Despite great effort in, many critical issues remain to be solved in the context of CINV. First of all we need a standard method for recording symptoms, which is most important for treatment in clinical settings.
In many clinical studies, the efficacy of antiemetic therapy has been evaluated using a patient daily diary [19,20], which are seldom used in clinical settings.
In outpatients receiving chemotherapy in particular, physicians often assess symptoms during consultations alone, generating a gap between symptoms reported by healthcare professionals and those really experienced by patients, and thus precluding appropriate treatment.
However, because awareness of the occurrence of CINV depends only on patient declarations, it is difficult to know the severity of the CINV without patient-reported outcomes.
We must also point out some pitfalls in standard preventive guidelines, which are based primarily on the emetogenicity of single agents.
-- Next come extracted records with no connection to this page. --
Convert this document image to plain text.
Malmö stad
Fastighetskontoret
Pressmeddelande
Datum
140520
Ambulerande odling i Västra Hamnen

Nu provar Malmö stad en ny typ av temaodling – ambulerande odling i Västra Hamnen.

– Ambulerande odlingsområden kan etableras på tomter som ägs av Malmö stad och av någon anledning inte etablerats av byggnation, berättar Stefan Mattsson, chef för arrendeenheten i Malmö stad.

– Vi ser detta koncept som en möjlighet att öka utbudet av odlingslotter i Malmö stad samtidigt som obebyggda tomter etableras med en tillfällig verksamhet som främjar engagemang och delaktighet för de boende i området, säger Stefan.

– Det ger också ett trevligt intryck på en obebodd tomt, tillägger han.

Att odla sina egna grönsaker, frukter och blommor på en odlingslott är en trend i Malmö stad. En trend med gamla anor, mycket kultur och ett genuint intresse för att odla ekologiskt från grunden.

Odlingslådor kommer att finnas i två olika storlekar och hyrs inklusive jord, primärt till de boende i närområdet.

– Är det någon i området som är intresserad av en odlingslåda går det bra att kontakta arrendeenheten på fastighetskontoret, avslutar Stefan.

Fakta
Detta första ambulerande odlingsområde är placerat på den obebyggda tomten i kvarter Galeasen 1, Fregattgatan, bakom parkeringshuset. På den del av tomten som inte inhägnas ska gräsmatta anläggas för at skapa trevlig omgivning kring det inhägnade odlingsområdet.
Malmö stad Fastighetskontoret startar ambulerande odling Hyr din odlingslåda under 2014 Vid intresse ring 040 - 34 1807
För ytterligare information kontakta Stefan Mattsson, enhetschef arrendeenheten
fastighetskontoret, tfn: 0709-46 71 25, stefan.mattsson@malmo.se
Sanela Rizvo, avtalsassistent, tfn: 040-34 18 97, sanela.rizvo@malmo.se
First, the variation in ematogenic profiles due to combination regimens is not considered. Second, there are also too many individual parameters, including exposure to chemotherapy, alcohol use, age, and gender [21,22], individual sensitivities to the preventive agents, tumor status, and the physical condition of patient, which influence CINV incidence.
Thus, refining the antiemetic measures is also necessary. The establishment of the personalized precautions as well as the standard one appears an unmet clinical need.
In conclusion, there has been a significant improvement in CINV over past decades, however, we still have much to do. Nausea and vomiting is a distressing complication associated with the administration of chemotherapy that may require personalized plans for prevention. However, this not means that we should accept a random approach not based on scientific data to prescribing antiemetics. Enhanced education on antiemetic guideline recommendations is desperately needed to improve the patient experience after chemotherapy.
This brief commentary wants to be provocative and arise greater interest of CINV and its consequences.
Increased knowledge on biological mechanism of CINV and the availability of newer anti emetic drugs will not result in clinical advantage unless Oncologists understand the impact of this topic.